Герда удивленно приподняла брови, спешно припоминая содержание всех их бесед за последние часы, но Кальдмеер не стал развивать тему, заметил только:
- Мне кажется, что я знаю о вас куда меньше, чем вы обо мне.
Герда чуть развела руки в стороны, точно открываясь для удара; кашаса сделала свое дело, в голове поселилась приятная легкость, а язык начал действовать на порядок быстрее мозга, и Вальдес великодушно и бездумно предложила Кальдмееру:
- Спрашивайте. Я - открытая книга. Отвечу на любой ваш вопрос.
Ее порыв его, кажется, обескуражил. Кальдмеер коротко кашлянул, точно бурбон пошел ему не в то горло.
- Не ищите двойного дна, все честно, - подбодрила его Герда. - Давайте, пофантазируйте.
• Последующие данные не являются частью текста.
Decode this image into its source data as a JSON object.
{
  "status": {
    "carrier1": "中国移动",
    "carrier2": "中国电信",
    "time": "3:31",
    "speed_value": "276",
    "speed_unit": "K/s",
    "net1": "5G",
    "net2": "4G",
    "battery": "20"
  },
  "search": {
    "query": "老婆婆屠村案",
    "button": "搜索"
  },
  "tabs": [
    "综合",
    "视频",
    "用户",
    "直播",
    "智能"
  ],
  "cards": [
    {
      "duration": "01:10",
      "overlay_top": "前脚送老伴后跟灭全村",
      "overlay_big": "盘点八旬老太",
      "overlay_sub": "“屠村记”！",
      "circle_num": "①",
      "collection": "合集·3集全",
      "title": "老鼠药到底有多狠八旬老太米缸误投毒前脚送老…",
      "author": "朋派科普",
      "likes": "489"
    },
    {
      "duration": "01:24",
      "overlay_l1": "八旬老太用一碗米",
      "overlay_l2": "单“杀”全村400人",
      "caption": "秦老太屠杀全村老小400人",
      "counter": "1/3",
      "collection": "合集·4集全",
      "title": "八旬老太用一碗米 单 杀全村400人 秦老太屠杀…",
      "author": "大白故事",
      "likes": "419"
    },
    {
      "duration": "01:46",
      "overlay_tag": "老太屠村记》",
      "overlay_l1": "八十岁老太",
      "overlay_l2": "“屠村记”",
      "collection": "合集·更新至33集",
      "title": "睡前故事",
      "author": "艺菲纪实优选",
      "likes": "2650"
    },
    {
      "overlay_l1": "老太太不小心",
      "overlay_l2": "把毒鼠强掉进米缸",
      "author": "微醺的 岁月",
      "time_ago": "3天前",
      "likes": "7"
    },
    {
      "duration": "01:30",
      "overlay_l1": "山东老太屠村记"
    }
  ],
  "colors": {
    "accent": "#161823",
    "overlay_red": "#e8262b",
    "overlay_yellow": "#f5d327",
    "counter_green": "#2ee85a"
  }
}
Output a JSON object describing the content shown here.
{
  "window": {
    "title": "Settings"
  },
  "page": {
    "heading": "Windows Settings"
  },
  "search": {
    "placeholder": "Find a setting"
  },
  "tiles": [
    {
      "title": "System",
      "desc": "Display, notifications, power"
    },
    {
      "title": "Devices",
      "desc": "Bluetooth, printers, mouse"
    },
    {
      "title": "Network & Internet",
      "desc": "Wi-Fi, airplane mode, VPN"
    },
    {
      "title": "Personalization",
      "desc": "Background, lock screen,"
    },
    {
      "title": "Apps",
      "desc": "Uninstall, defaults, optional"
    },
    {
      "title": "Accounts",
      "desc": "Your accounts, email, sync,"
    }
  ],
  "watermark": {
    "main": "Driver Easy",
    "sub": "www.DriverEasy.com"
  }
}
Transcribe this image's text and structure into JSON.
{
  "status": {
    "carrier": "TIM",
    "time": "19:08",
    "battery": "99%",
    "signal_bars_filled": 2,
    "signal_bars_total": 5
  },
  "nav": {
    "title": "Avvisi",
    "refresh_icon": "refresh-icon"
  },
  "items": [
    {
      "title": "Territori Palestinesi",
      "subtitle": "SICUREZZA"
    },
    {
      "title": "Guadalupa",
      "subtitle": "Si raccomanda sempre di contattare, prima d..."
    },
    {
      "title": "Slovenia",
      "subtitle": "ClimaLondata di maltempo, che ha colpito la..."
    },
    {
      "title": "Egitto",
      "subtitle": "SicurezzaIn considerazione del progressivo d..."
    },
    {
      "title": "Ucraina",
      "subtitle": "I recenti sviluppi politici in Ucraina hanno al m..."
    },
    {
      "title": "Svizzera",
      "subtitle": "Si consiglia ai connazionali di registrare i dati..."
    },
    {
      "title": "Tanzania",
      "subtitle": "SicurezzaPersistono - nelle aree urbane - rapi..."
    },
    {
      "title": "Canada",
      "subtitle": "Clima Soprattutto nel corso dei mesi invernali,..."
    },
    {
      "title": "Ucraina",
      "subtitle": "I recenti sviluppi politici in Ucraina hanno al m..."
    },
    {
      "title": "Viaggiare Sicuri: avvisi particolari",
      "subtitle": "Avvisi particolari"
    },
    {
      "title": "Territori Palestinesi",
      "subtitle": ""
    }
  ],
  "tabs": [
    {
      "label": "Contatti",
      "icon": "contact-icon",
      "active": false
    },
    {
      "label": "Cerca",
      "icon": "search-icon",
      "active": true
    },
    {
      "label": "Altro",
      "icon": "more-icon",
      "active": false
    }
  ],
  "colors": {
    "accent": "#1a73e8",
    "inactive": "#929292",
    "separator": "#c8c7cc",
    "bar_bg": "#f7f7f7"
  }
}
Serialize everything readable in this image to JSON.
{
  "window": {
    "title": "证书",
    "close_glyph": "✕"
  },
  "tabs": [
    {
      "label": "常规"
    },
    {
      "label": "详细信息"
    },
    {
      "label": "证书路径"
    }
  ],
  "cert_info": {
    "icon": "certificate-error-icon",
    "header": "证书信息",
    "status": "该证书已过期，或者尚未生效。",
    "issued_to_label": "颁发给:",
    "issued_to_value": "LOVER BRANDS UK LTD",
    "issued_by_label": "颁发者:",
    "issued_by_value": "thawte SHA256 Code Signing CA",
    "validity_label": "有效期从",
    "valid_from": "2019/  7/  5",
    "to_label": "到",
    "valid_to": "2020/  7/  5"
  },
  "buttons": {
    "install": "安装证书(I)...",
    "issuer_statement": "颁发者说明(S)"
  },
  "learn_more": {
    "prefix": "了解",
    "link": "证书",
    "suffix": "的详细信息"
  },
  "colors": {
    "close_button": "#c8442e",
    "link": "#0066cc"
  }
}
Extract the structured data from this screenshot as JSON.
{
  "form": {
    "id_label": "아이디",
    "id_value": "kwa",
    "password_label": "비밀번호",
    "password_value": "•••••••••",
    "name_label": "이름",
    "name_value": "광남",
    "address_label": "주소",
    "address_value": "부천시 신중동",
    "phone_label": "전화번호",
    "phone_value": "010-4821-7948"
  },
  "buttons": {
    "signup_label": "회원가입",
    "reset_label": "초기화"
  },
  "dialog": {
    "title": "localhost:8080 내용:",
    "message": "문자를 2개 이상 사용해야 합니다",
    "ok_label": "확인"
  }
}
Что вы хотите обо мне знать?
Во взгляде его снова прорезалась какая-то непонятная грусть, до странности не вязавшаяся с тонкой, мягкой улыбкой. Но Вальдес не успела спросить, что тревожит Кальдмеера, потому что он заговорил первым:
- Вы сказали, что ваша мать из Канады. Но на уроженку северных краев вы совсем не похожи.
- Скажите спасибо моему папаше, - ответила Герда. - Он из Мексики. Они с маменькой познакомились в Южной Калифорнии - она всегда мечтала стать актрисой, знаете ли, и приехала туда, надеясь попасть в Голливуд. Ее родственница, моя тетка Юлиана, приютила ее, у нее было свое заведение в Сан-Диего и кое-какие деньжата. Актрисы из маменьки, конечно, не вышло, зато она познакомилась с папашей. Он работал на студии осветителем.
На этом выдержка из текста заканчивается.